Yippee.. Here is my pic for first attempt to make Japanese Curry rice with tori katsu from scratch.. ;}
Japanese Curry Rice
Serve 2
Ingredients:
1 tbsp oil
2 onions, peeled and thinly sliced
2 cloves garlic, grated
1 inch ginger, peeled and grated
100 gram skinless boneless chicken breast, cut into cube
1 carrots, peeled and cut into bite sizes
2 cup water or chicken stock
1 teaspoon salt
1 teaspoon sugar
1 potatoes, peeled and cut into bite sizes
1 batch of home made curry roux
1 tablespoon tomato sauce
1/2 tablespoon soy sauce
Instructions
1. Heat oil in a pot and stir fry onions until translucent.

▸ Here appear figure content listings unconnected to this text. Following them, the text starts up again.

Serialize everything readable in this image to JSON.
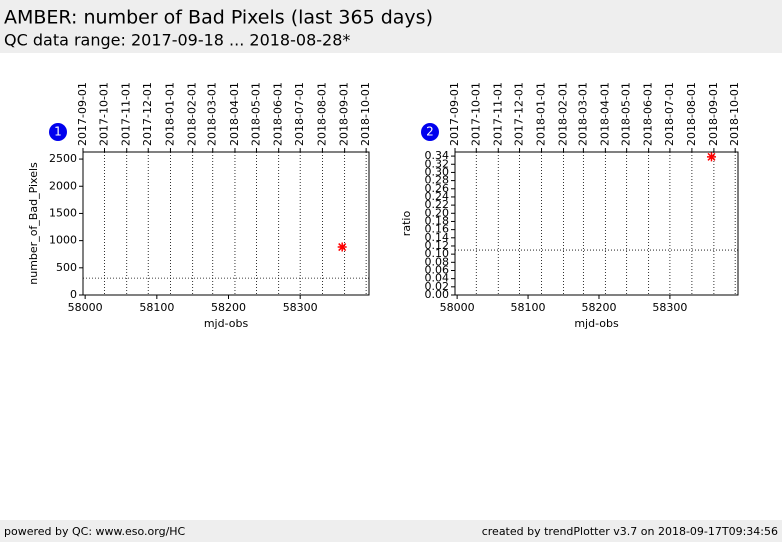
{
  "header": {
    "title": "AMBER: number of Bad Pixels (last 365 days)",
    "subtitle": "QC data range: 2017-09-18 ... 2018-08-28*"
  },
  "footer": {
    "left": "powered by QC: www.eso.org/HC",
    "right": "created by trendPlotter v3.7 on 2018-09-17T09:34:56"
  },
  "chart_data": [
    {
      "type": "scatter",
      "badge": "1",
      "xlabel": "mjd-obs",
      "ylabel": "number_of_Bad_Pixels",
      "xlim": [
        57997,
        58396
      ],
      "xticks": [
        58000,
        58100,
        58200,
        58300
      ],
      "x2ticks": [
        {
          "value": 57997,
          "label": "2017-09-01"
        },
        {
          "value": 58027,
          "label": "2017-10-01"
        },
        {
          "value": 58058,
          "label": "2017-11-01"
        },
        {
          "value": 58088,
          "label": "2017-12-01"
        },
        {
          "value": 58119,
          "label": "2018-01-01"
        },
        {
          "value": 58150,
          "label": "2018-02-01"
        },
        {
          "value": 58178,
          "label": "2018-03-01"
        },
        {
          "value": 58209,
          "label": "2018-04-01"
        },
        {
          "value": 58239,
          "label": "2018-05-01"
        },
        {
          "value": 58270,
          "label": "2018-06-01"
        },
        {
          "value": 58300,
          "label": "2018-07-01"
        },
        {
          "value": 58331,
          "label": "2018-08-01"
        },
        {
          "value": 58362,
          "label": "2018-09-01"
        },
        {
          "value": 58392,
          "label": "2018-10-01"
        }
      ],
      "ylim": [
        0,
        2630
      ],
      "yticks": [
        0,
        500,
        1000,
        1500,
        2000,
        2500
      ],
      "reference_line": 310,
      "grid": true,
      "color": "#ff0000",
      "x": [
        58358.6
      ],
      "values": [
        882
      ]
    },
    {
      "type": "scatter",
      "badge": "2",
      "xlabel": "mjd-obs",
      "ylabel": "ratio",
      "xlim": [
        57997,
        58396
      ],
      "xticks": [
        58000,
        58100,
        58200,
        58300
      ],
      "x2ticks": [
        {
          "value": 57997,
          "label": "2017-09-01"
        },
        {
          "value": 58027,
          "label": "2017-10-01"
        },
        {
          "value": 58058,
          "label": "2017-11-01"
        },
        {
          "value": 58088,
          "label": "2017-12-01"
        },
        {
          "value": 58119,
          "label": "2018-01-01"
        },
        {
          "value": 58150,
          "label": "2018-02-01"
        },
        {
          "value": 58178,
          "label": "2018-03-01"
        },
        {
          "value": 58209,
          "label": "2018-04-01"
        },
        {
          "value": 58239,
          "label": "2018-05-01"
        },
        {
          "value": 58270,
          "label": "2018-06-01"
        },
        {
          "value": 58300,
          "label": "2018-07-01"
        },
        {
          "value": 58331,
          "label": "2018-08-01"
        },
        {
          "value": 58362,
          "label": "2018-09-01"
        },
        {
          "value": 58392,
          "label": "2018-10-01"
        }
      ],
      "ylim": [
        0,
        0.35
      ],
      "yticks": [
        {
          "value": 0,
          "label": "0.00"
        },
        {
          "value": 0.02,
          "label": "0.02"
        },
        {
          "value": 0.04,
          "label": "0.04"
        },
        {
          "value": 0.06,
          "label": "0.06"
        },
        {
          "value": 0.08,
          "label": "0.08"
        },
        {
          "value": 0.1,
          "label": "0.10"
        },
        {
          "value": 0.12,
          "label": "0.12"
        },
        {
          "value": 0.14,
          "label": "0.14"
        },
        {
          "value": 0.16,
          "label": "0.16"
        },
        {
          "value": 0.18,
          "label": "0.18"
        },
        {
          "value": 0.2,
          "label": "0.20"
        },
        {
          "value": 0.22,
          "label": "0.22"
        },
        {
          "value": 0.24,
          "label": "0.24"
        },
        {
          "value": 0.26,
          "label": "0.26"
        },
        {
          "value": 0.28,
          "label": "0.28"
        },
        {
          "value": 0.3,
          "label": "0.30"
        },
        {
          "value": 0.32,
          "label": "0.32"
        },
        {
          "value": 0.34,
          "label": "0.34"
        }
      ],
      "reference_line": 0.11,
      "grid": true,
      "color": "#ff0000",
      "x": [
        58358.6
      ],
      "values": [
        0.338
      ]
    }
  ]
}
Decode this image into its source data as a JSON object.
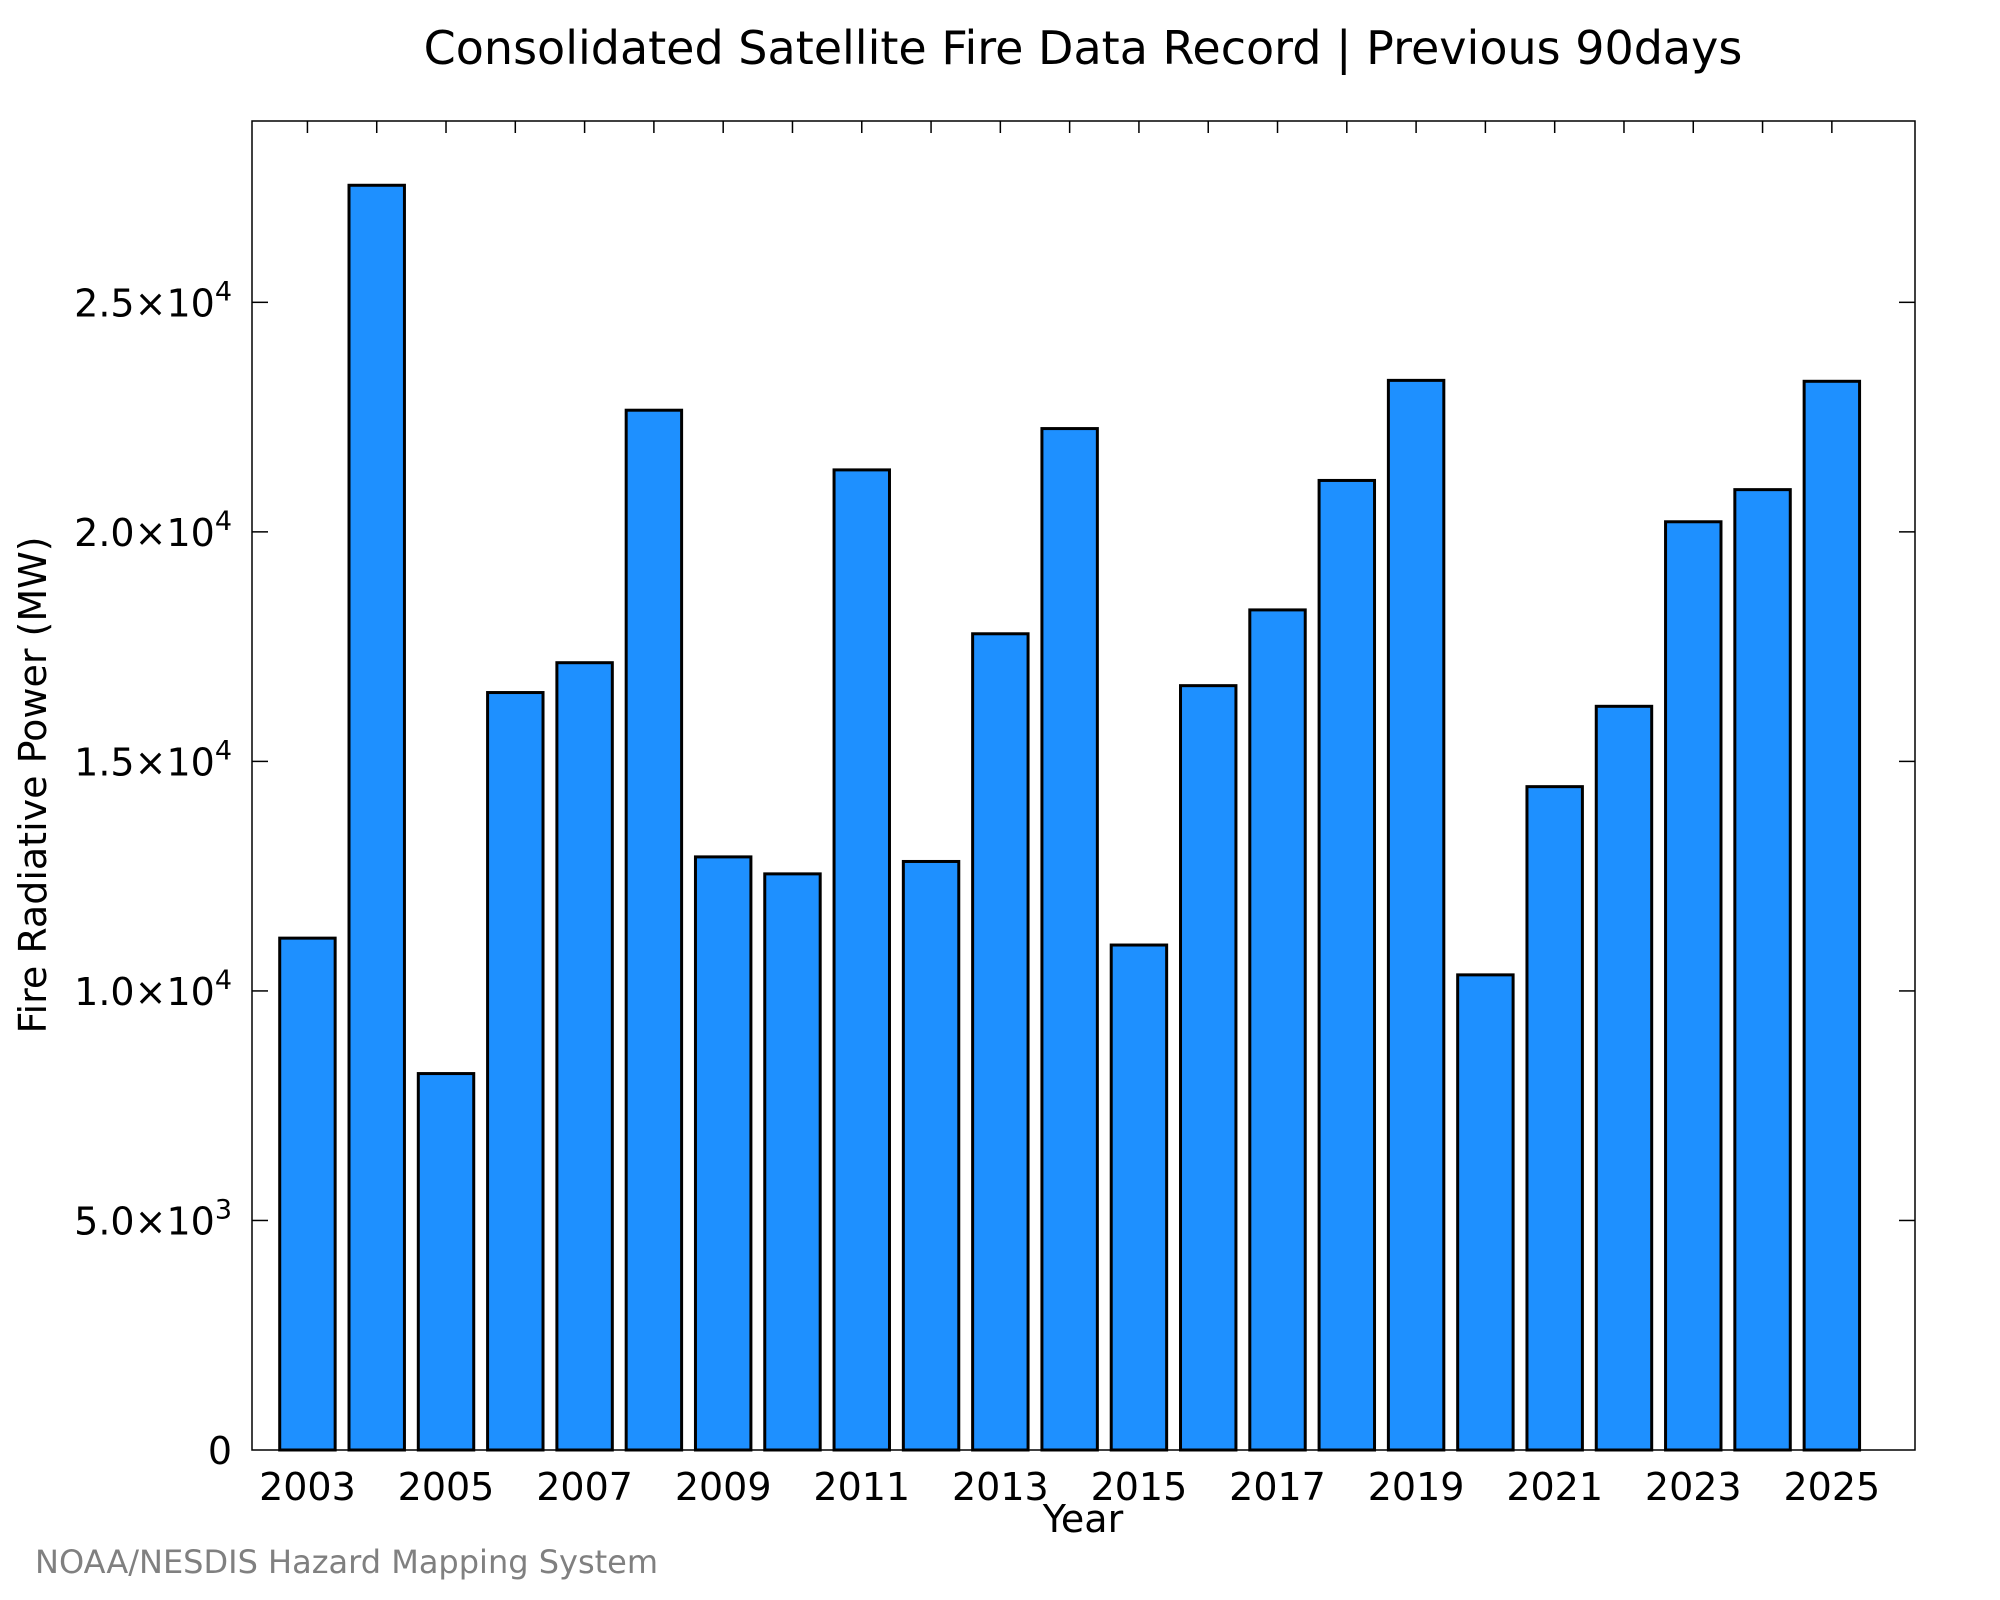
{
  "chart_data": {
    "type": "bar",
    "title": "Consolidated Satellite Fire Data Record | Previous 90days",
    "xlabel": "Year",
    "ylabel": "Fire Radiative Power (MW)",
    "categories": [
      2003,
      2004,
      2005,
      2006,
      2007,
      2008,
      2009,
      2010,
      2011,
      2012,
      2013,
      2014,
      2015,
      2016,
      2017,
      2018,
      2019,
      2020,
      2021,
      2022,
      2023,
      2024,
      2025
    ],
    "values": [
      11150,
      27550,
      8200,
      16500,
      17150,
      22650,
      12920,
      12550,
      21350,
      12820,
      17780,
      22250,
      11000,
      16650,
      18300,
      21120,
      23300,
      10350,
      14450,
      16200,
      20220,
      20920,
      23280
    ],
    "xlim": [
      2002.2,
      2026.2
    ],
    "ylim": [
      0,
      28950
    ],
    "xticks": [
      {
        "value": 2003,
        "label": "2003"
      },
      {
        "value": 2005,
        "label": "2005"
      },
      {
        "value": 2007,
        "label": "2007"
      },
      {
        "value": 2009,
        "label": "2009"
      },
      {
        "value": 2011,
        "label": "2011"
      },
      {
        "value": 2013,
        "label": "2013"
      },
      {
        "value": 2015,
        "label": "2015"
      },
      {
        "value": 2017,
        "label": "2017"
      },
      {
        "value": 2019,
        "label": "2019"
      },
      {
        "value": 2021,
        "label": "2021"
      },
      {
        "value": 2023,
        "label": "2023"
      },
      {
        "value": 2025,
        "label": "2025"
      }
    ],
    "yticks": [
      {
        "value": 0,
        "mantissa": "0",
        "exp": ""
      },
      {
        "value": 5000,
        "mantissa": "5.0×10",
        "exp": "3"
      },
      {
        "value": 10000,
        "mantissa": "1.0×10",
        "exp": "4"
      },
      {
        "value": 15000,
        "mantissa": "1.5×10",
        "exp": "4"
      },
      {
        "value": 20000,
        "mantissa": "2.0×10",
        "exp": "4"
      },
      {
        "value": 25000,
        "mantissa": "2.5×10",
        "exp": "4"
      }
    ],
    "bar_color": "#1e90ff",
    "bar_edge_color": "#000000",
    "grid": false,
    "credit": "NOAA/NESDIS Hazard Mapping System"
  }
}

2. Add garlic and ginger, mix well.
3. Add chicken breasts into the pan and cook until no longer pink.
4. Add carrot and mix well.
5. Pour water or stock into the pot and bring to a boil. Skim off scum as needed.
6. Add salt and sugar. Simmer for 20 minutes.
7. If you are making home made curry roux, this is a good time to start cooking the roux.
8. Add potatoes and simmer for another 15 minutes, or until the potatoes are tender.
9. Add some of the soup to the sauce pan containing the home made curry roux, stir until fully dissolve, then pour into the pot with chicken and stir until well combined and the sauce thickens from the addition of curry roux.
10. Add tomato sauce and soy sauce and stir until well combined. Adjust salt and sugar as needed.
11. Turn off heat and serve hot with steamed white rice.